Project duration 2016-2018.

Among many factors in human-robot interaction (HRI), trust is the key enabling factor in human’s acceptance and hence utilization of robot. It has been shown that trust is dynamic in nature and trust analysis is useful for task allocation in multi-robot systems. However, the trust evolution in real-time multi-robot operations has not been well addressed in the literature. It calls for further studies of dynamic evolution and propagation of trust in multiple manned-unmanned vehicles teaming. Furthermore, existing works mainly focused on qualitative analyses and the results have not been accompanied by performance guarantees.

Motivated by the need for quantitative trust measures and trust-based teaming for manned and unmanned vehicles, this project seeks to establish trust-based optimal switching control, dynamic pairing, and real-time scheduling algorithms for multiple manned and unmanned vehicles.

The research objectives for Year 1 are: (i) to fill the gap in our fundamental understanding in human-robot collaboration (HRC) systems and trust dynamics, (ii) to create quantitative models for the HRC systems capturing dynamic levels of autonomy (LOAs) and vehicle trustworthiness based on the RoboTrust algorithm developed at the Army, (iii) to develop dynamic human-robot pairing and real-time multi-robot scheduling algorithms, and (iv) to perform Matlab simulation over distributed and heterogeneous multi-agent systems with human-in-the-loop.

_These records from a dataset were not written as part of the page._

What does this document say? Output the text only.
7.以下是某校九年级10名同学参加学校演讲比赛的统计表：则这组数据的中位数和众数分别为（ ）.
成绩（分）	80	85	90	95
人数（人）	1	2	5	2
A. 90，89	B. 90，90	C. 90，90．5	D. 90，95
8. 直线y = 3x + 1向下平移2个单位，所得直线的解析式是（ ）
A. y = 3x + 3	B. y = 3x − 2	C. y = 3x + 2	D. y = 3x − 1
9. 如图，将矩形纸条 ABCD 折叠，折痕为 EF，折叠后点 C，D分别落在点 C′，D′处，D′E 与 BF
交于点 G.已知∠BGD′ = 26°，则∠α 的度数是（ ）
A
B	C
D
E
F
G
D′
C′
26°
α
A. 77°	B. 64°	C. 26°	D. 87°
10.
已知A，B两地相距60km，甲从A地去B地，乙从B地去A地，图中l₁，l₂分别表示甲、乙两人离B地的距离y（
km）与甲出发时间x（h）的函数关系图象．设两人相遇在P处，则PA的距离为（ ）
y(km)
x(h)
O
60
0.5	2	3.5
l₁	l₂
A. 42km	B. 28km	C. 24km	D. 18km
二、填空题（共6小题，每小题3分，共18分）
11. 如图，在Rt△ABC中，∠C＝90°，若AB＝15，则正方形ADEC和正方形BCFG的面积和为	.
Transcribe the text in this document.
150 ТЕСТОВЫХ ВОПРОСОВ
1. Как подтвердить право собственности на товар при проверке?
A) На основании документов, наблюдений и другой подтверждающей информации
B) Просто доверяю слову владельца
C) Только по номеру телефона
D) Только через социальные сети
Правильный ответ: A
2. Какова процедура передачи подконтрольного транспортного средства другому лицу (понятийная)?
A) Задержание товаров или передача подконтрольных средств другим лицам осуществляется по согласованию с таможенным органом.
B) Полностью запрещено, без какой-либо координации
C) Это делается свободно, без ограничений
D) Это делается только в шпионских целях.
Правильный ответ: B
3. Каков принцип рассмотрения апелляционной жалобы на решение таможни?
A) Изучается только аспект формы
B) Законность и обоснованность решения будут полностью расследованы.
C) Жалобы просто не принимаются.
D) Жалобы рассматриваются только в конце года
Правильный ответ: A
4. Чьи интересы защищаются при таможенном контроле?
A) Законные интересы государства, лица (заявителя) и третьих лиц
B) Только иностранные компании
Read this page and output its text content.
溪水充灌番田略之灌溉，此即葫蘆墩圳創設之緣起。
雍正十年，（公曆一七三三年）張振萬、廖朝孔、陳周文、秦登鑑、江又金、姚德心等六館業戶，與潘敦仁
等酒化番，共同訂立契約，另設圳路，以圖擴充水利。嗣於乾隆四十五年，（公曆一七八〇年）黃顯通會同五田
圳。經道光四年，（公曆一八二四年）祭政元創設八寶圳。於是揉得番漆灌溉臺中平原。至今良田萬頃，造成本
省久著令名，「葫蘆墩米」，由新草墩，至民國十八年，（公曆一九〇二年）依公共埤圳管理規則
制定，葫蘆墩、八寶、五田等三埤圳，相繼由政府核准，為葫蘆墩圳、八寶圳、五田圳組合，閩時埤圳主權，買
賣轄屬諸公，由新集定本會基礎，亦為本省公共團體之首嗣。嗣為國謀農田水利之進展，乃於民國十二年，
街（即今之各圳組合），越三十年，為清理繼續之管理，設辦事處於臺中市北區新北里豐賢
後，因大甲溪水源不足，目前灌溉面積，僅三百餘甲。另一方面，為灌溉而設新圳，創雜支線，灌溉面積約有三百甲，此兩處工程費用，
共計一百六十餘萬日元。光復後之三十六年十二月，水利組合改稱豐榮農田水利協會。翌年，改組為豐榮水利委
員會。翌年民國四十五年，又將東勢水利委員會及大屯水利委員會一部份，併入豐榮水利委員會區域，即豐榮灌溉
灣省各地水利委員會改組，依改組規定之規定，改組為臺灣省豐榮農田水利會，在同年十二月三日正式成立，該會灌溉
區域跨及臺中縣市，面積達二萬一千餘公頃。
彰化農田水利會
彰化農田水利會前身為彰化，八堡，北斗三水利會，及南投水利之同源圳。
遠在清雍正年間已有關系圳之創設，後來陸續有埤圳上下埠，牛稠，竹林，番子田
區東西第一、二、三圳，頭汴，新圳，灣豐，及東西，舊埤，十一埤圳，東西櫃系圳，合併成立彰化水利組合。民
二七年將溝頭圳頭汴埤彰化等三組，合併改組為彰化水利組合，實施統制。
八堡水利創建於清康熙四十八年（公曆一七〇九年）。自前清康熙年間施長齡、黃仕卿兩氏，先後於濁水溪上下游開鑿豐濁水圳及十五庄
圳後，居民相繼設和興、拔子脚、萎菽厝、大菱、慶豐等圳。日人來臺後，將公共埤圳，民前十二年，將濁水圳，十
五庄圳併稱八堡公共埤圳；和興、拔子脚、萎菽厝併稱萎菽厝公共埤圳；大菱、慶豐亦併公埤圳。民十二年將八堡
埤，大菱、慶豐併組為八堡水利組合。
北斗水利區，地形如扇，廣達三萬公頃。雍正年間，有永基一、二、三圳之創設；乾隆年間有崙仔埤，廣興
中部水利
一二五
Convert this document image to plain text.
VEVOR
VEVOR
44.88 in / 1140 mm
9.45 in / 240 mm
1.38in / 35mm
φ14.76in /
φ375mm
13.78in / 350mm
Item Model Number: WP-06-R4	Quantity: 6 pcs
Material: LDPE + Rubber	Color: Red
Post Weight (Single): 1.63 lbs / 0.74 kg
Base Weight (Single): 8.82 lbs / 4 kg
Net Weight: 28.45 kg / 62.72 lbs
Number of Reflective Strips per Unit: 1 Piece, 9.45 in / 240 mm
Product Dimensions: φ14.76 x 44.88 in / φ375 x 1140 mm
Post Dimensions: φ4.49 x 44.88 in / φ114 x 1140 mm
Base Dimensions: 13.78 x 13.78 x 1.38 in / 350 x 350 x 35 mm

The research objectives for the continuing Year 2 are: (i) to develop a general theoretical framework for manned and unmanned teaming in Army applications, especially for multi-robot path-planning problems, (ii) to establish a general RoboTrust based HRC framework, (iii) to implement real robotic experiments to test the proposed frameworks through the Khepera III swarm robot and A. R. drone testbeds as well as a Honda CR-V based steering simulator with motion platform, and (iv) to conduct human subject tests and perform thorough statistical analysis (via both objective performance measures and subjective questionnaires) to compare our proposed algorithms with other existing works.

Publications:

• H. Saeidi, D. G. Mikulski, and Y. Wang, “Trust-Based Leader Selection for Bilateral Haptic Teleoperation of Multi-Robot Systems”, IEEE/RSJ International Conference On Intelligent Robots and Systems (IROS), Vancouver, Canada, September 24-28, 2017.
• Book chapter: X. Wang and Y. Wang, “Co-design of Control and Scheduling for Human-Swarm Collaboration Systems Based on Mutual Trust”, In Trends in Control and Decision-Making for Human–Robot Collaboration Systems, Springer, pp. 387-413, 2017. Print ISBN 978-3-319-40532-2. Online ISBN 978-3-319-40533-9. doi:10.1007/978-3-319-40533-9_16
• F. Li, J. Manning, D. G. Mikulski, J. Wagner, and Y. Wang, “A Trust-based Manned-Unmanned Teaming Strategy for Multi-UGV Guidance and Navigation”, IEEE Transactions on Control Systems Technology (TCST). (in preperation)